Nunca he contado, nunca por aquí porque fuera de aquí lo cuento siempre que tengo oportunidad, que yo besé a Chavela Vargas. Fue el 1 de julio de 2006, alrededor de las ocho de la tarde.
Por aquel entonces trabajaba en una pequeña productora de televisión y estaba haciendo un reportaje sobre la manifestación del Orgullo Gay, que ese año estaba dedicado a las mujeres (un reportaje con bastante contención porque era para Vocento). Sabía que venía Chavela aunque no tenía la más mínima esperanza de tenerla cerca. Pero la suerte, a veces, se pone de parte de una.
Aquella tarde de verano, la suerte quiso que entrara en Plaza de España en una carroza cuando iniciaba su última canción. La suerte quiso, también, que atravesásemos el cámara y yo la calle por la «zona prohibida» sin que la policía nos dijera nada. La suerte quiso que llegásemos a la valla justo cuando ella bajaba las escaleras.
-¡Chavela! -le grité- ¡Chavela!
Levantó la vista del suelo al bajar el último escalón. Con su poncho a cuestas, como sus años, ayudada por una corte de devotos, porque todo el que ha rodeado a esa mujer ha terminado conociendo la devoción, se encaminó hacia donde estábamos nosotros.
No recuerdo qué le pregunté a la intérprete única de La Llorona, a la amante de mi admirada Frida Kahlo, a la protagonista de las letras de Sabina. Solo recuerdo que, en el escaso minuto que la tuve delante, no dejó de sonreír ni un solo segundo. Poco me importaba el plano ni todo lo que suele importar cuando estás ante un momento irrepetible. Durante esos segundos puse todos mis sentidos al 120% para que no se me escapara ni un gesto de esa mujer.
-¿Le puedo dar un beso? -le pregunté saltándome cualquier norma de profesionalidad.
Y así fue como, con tanta devoción como quienes la rodeaban, le di un beso en la mano con la que me tenía agarrada y otro en la cara.

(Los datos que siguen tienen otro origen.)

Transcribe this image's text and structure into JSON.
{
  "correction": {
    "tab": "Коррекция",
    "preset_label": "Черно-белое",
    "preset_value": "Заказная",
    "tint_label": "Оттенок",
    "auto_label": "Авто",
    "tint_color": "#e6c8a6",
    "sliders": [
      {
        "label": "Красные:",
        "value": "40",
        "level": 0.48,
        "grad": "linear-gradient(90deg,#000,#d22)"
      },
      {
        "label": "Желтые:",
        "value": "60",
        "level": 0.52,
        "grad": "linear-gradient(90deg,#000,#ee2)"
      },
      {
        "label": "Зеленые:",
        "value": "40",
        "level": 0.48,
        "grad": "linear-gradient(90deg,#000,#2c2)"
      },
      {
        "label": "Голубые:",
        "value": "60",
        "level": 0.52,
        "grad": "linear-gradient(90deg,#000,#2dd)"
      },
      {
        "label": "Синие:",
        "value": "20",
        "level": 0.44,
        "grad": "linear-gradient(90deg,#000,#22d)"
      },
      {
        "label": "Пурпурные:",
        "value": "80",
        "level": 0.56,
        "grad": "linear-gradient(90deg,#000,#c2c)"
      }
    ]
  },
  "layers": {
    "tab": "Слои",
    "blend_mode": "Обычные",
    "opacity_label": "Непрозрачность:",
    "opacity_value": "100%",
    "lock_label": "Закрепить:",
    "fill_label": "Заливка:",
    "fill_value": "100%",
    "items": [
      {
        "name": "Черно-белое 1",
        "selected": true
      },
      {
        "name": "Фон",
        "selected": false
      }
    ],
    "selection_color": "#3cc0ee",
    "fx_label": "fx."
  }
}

-Las mujeres tenemos derecho a enamorarnos de quien nos dé la gana -me dijo después de eso, mientras la encaminaban al coche que esperaba para llevarla a algún otro lugar de Madrid.
Ella nunca lo supo pero, después de eso, dejé al cámara tirado y salí corriendo a contarlo, como hizo Dominguín tras pasar una noche con Ava Gardner, a quien dicen que la dama del poncho rojo también despertó un escalofrío, por cierto.
Esta suerte fue lo que recordé ayer cuando recibí un regalo tan maravilloso como inesperado: el cómic La casa azul que cuenta cómo Chavela («con ‘v’, por joder», como ella decía) se enamoró de quien le dio la gana, en este caso de Frida Kahlo. Estoy deseando leerlo despacio, para que dure más. Mil gracias por el regalo.